Herman Charles Bosman
1905-1951

As a child I was a loner, never part of a group; I was never lonely or felt lonely. I always had my books for company, then there was always the veld, never more than a few minutes away; vast expanses of savannah some places so flat, you could lay down and watch next years harvest coming up! When there wasn't the bushveld, there was the mountains with the canyons and the gorges.

Nine months of every year I was incarcerated in a system known as boarding school; the first day back home, which ever camping site was home... (My Dad was a civil engineer in road construction.) The first thing I did was to run, as fast and as far as I could, till I literally dropped to the ground; I would lay there with my eyes closed as my gasping heavy breathing gradually subsided and the silence settled comfortably like a mantle over me. Africa is old, very old - older than Europe - and in that silence I felt the presence of history from yesterday through to 3 million years ago. To this day it is something I have never spoken about and even now I am circumspect about transcribing it to paper.
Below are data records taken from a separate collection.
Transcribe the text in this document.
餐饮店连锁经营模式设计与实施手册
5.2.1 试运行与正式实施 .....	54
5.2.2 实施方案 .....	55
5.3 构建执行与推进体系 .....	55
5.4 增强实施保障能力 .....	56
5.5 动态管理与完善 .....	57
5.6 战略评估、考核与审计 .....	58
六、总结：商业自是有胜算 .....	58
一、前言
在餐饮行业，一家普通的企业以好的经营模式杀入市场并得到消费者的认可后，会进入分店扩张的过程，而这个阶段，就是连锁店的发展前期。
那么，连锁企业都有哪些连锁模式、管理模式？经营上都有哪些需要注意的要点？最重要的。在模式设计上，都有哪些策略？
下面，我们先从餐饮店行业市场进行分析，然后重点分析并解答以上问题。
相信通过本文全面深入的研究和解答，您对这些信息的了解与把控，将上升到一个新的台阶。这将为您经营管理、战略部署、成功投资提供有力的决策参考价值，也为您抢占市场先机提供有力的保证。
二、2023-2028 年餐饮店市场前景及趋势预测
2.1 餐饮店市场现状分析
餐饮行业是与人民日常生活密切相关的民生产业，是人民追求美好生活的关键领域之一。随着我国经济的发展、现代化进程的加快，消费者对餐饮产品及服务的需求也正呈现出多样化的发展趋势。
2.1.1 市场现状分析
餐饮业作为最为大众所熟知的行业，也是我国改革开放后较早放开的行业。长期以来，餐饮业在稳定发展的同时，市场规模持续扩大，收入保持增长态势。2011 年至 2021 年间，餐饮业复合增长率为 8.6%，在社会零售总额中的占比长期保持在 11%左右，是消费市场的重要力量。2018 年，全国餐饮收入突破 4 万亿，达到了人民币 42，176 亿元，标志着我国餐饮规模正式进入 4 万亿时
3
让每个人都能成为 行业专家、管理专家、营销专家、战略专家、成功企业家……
When I was twelve my parents had decided it wasn't good for me to spend school holidays alone, without any other children the same age as me nearby. They had also decided no books; I don't think they understood my books were my friend. I was booked into a summer camp organized by one of the national youth organizations. Summer holidays in South Africa is in December; I think in retrospect the main reason for the camp was they were going to visit friends in Austria, friends I didn't like, and I don't think they liked me either. They considered me precocious, and I thought they were arrogant and condescending.

One concession I managed was to be able to take notebooks with me, my father was a great believer of log books and journals, and he made an entry every day without fail. Many years later after he had died, when sorting out his things, I came across them; I never knew he wrote poetry. Scattered through the journals were the most eloquent love poems I have read. Not only the love for my mother and for the land - and even though he never told me once while he was living, I felt it as I read in his poems about me; his love for me.

The last two weeks of November that year, at school I was reading everything I could find on Eastern Transvaal, now known as Mpumalanga (Rising, sun). I wanted to know everything about the area we were going to. Whilst going through one of the books from the local library - the schools selection was limited - there were advantages in attending a school in a city; an aged yellow piece of paper tattered at the edges, fell out of the book; a hand drawn map, no names showing only squiggles for rivers and jagged upside down V's for mountains, and little arrows to an X. In my mind I had the map to the hidden elusive treasures of "The Kruger Millions", which was fresh in my mind, having recently read about it in one of the books.

Mpumalanga lacking only seas can be described as a world in one province... There are the highlands, wetlands, savannah, the forests and Game Reserves, Cultural diversities, all soaked in a rich history. Going from the lowlands to the highlands; the ever changing vistas surprising and delighting with every turn of the road. The resort we were going to was in the highlands.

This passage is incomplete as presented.